There is no really precise name for the 2D topological insulator with time-reversal symmetry. It is often called “\(\mathbb{Z}_2\) topological insulator.” However, this simply indicates that there are only two values of the topological invariant, and so it isn’t a very specific name.

The most commonly used name for this system is “quantum spin Hall insulator.” To understand why, let’s analyse a Hall bar made of such a non-trivial insulator. We will only need a Hall bar with four terminals, as shown below:

We have a finite voltage applied to terminal 1, so electrons are injected into the system from there. You can see that because of the helical edge states, there are as many modes connecting terminal 1 to terminal 3 as there are to terminal 4. A moment of thought, or otherwise a quick calculation, should convince you that in this case there is no net current flowing orthogonal to the applied voltage. The Hall conductance is zero, which is the expected result if time-reversal symmetry is preserved, as it is in our system.

However, counterpropagating edge states have to have exactly opposite spin due to Kramers degeneracy. This means that there may be a net spin current across the sample, orthogonal to the applied voltage.

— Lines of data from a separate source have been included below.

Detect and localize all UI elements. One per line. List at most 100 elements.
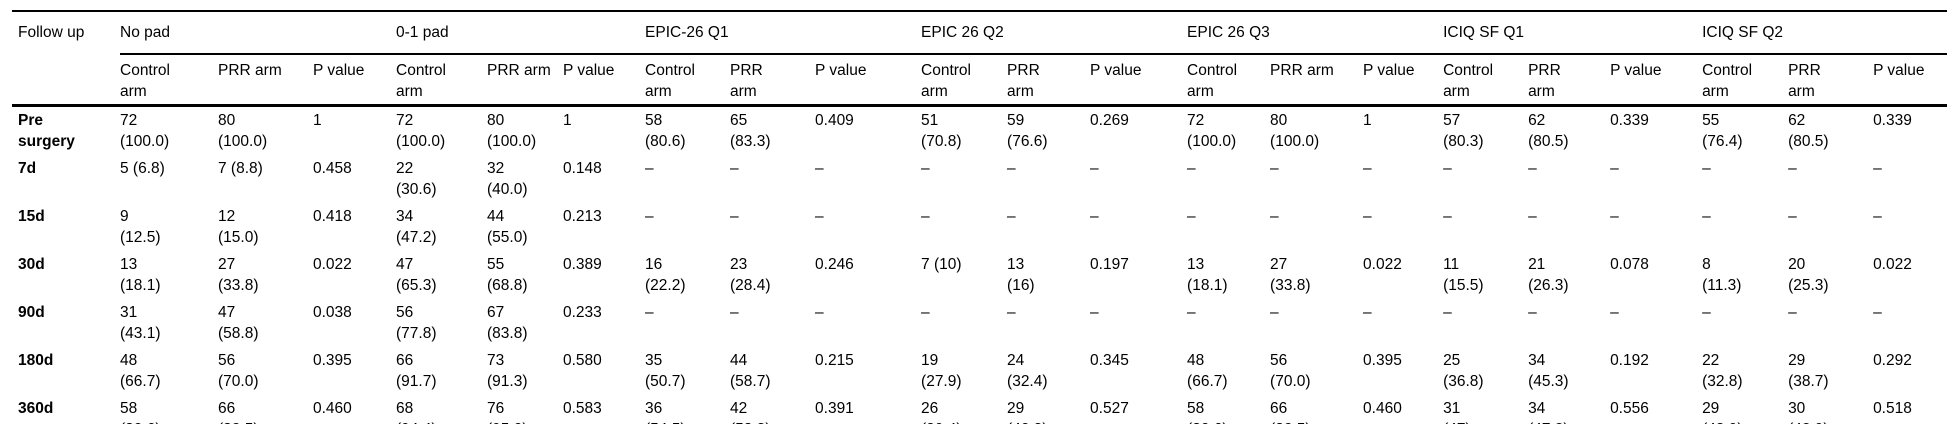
group-header: EPIC-26 Q1 — [645, 10, 922, 55]
data-cell: – — [815, 208, 824, 225]
data-cell: – — [1363, 160, 1372, 177]
data-cell: – — [1873, 304, 1882, 321]
data-cell: – — [921, 208, 930, 225]
data-cell: 29 (38.7) — [1788, 352, 1829, 390]
data-cell: – — [921, 304, 930, 321]
data-cell: – — [1610, 160, 1619, 177]
data-cell: – — [1873, 208, 1882, 225]
data-cell: – — [1270, 160, 1279, 177]
data-cell: 0.292 — [1873, 352, 1912, 369]
data-cell: 48 (66.7) — [1187, 352, 1228, 390]
data-cell: – — [1528, 208, 1537, 225]
data-cell: 48 (66.7) — [120, 352, 161, 390]
data-cell: 76 (95.0) — [487, 395, 563, 424]
data-cell: 31 (43.1) — [120, 304, 161, 342]
data-cell: 58 (80.6) — [1187, 395, 1271, 424]
data-cell: 29 (40.3) — [1007, 395, 1091, 424]
data-cell: – — [1443, 304, 1452, 321]
data-cell: – — [1007, 208, 1016, 225]
data-cell: – — [730, 208, 739, 225]
sub-header: PRR arm — [1270, 54, 1364, 107]
data-cell: 1 — [563, 112, 572, 129]
sub-header: Control arm — [120, 54, 218, 107]
table-row: 15d 9 (12.5) 12 (15.0) 0.418 34 (47.2) 44 (55… — [12, 203, 1947, 251]
data-cell: 66 (91.7) — [396, 352, 437, 390]
data-cell: 21 (26.3) — [1528, 256, 1569, 294]
data-cell: 24 (32.4) — [1007, 352, 1048, 390]
data-cell: 32 (40.0) — [487, 160, 528, 198]
data-cell: 0.038 — [313, 304, 352, 321]
data-cell: – — [1788, 304, 1797, 321]
data-cell: 0.197 — [1090, 256, 1129, 273]
data-cell: – — [1443, 208, 1452, 225]
data-cell: – — [1528, 304, 1537, 321]
data-cell: 0.148 — [563, 160, 602, 177]
row-label: 7d — [18, 160, 37, 177]
data-cell: 27 (33.8) — [1270, 256, 1311, 294]
data-cell: 0.269 — [1090, 112, 1129, 129]
sub-header: P value — [313, 54, 396, 107]
data-cell: 23 (28.4) — [730, 256, 771, 294]
data-cell: 0.192 — [1610, 352, 1649, 369]
data-cell: 22 (30.6) — [396, 160, 437, 198]
data-cell: 80 (100.0) — [218, 112, 268, 150]
data-cell: 72 (100.0) — [1187, 112, 1237, 150]
data-cell: – — [1702, 160, 1711, 177]
data-cell: – — [1090, 208, 1099, 225]
data-cell: 35 (50.7) — [645, 352, 686, 390]
sub-header: Control arm — [1443, 54, 1529, 107]
data-cell: 0.460 — [1363, 395, 1444, 424]
followup-outcomes-table: Follow up No pad 0-1 pad EPIC-26 Q1 EPIC 26… — [12, 10, 1948, 424]
data-cell: 16 (22.2) — [645, 256, 686, 294]
data-cell: 0.580 — [563, 352, 602, 369]
sub-header-spacer — [12, 54, 120, 107]
data-cell: – — [1090, 160, 1099, 177]
data-cell: 1 — [313, 112, 322, 129]
data-cell: – — [1270, 304, 1279, 321]
data-cell: 0.556 — [1610, 395, 1703, 424]
data-cell: 80 (100.0) — [1270, 112, 1320, 150]
data-cell: 34 (47.2) — [1528, 395, 1611, 424]
data-cell: 0.078 — [1610, 256, 1649, 273]
group-header: No pad — [120, 10, 396, 55]
sub-header: P value — [1873, 54, 1948, 107]
data-cell: 44 (58.7) — [730, 352, 771, 390]
data-cell: 20 (25.3) — [1788, 256, 1829, 294]
data-cell: 72 (100.0) — [120, 112, 170, 150]
group-header: 0-1 pad — [396, 10, 646, 55]
data-cell: – — [1363, 304, 1372, 321]
data-cell: 11 (15.5) — [1443, 256, 1484, 294]
data-cell: – — [1090, 304, 1099, 321]
data-cell: 55 (76.4) — [1702, 112, 1743, 150]
table-row: Pre surgery 72 (100.0) 80 (100.0) 1 72 (100.… — [12, 106, 1947, 156]
data-cell: – — [1610, 304, 1619, 321]
data-cell: – — [1873, 160, 1882, 177]
data-cell: 47 (58.8) — [218, 304, 259, 342]
data-cell: 19 (27.9) — [921, 352, 962, 390]
data-cell: 0.345 — [1090, 352, 1129, 369]
sub-header: P value — [815, 54, 922, 107]
sub-header: Control arm — [645, 54, 731, 107]
sub-header: Control arm — [396, 54, 487, 107]
table-head: Follow up No pad 0-1 pad EPIC-26 Q1 EPIC 26… — [12, 10, 1948, 107]
followup-column-header: Follow up — [12, 10, 120, 54]
data-cell: 66 (82.5) — [1270, 395, 1364, 424]
data-cell: 58 (80.6) — [120, 395, 218, 424]
data-cell: – — [1187, 160, 1196, 177]
data-cell: 0.460 — [313, 395, 396, 424]
data-cell: 31 (47) — [1443, 395, 1529, 424]
data-cell: – — [1610, 208, 1619, 225]
data-cell: – — [1007, 160, 1016, 177]
data-cell: 0.339 — [1873, 112, 1912, 129]
data-cell: 56 (70.0) — [1270, 352, 1311, 390]
sub-header: Control arm — [1187, 54, 1271, 107]
data-cell: 22 (32.8) — [1702, 352, 1743, 390]
data-cell: 13 (18.1) — [1187, 256, 1228, 294]
data-cell: 0.389 — [563, 256, 602, 273]
data-cell: – — [921, 160, 930, 177]
data-cell: – — [1528, 160, 1537, 177]
data-cell: – — [645, 160, 654, 177]
sub-header: PRR arm — [1528, 54, 1611, 107]
sub-header: PRR arm — [1007, 54, 1091, 107]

In particular, let’s again make the simple assumption that the spin projection along some axis is conserved. Then, in the figure above, all modes colored in red have spin up, and all modes colored in blue have spin down. So terminal 1 distributes electrons coming out of it according to their spin: all electrons with spin up end up in terminal 4, and all those with spin down in terminal 3. The system has a quantized spin current between terminals 3 and 4, hence the name “quantum spin Hall effect”.

However, the quantized spin Hall current is not a general property of a quantum spin Hall insulator. Here, it arises because we have combined time reversal symmetry with a spin conservation law, and as we learned in the first week, conservation laws are boring from a topological point of view.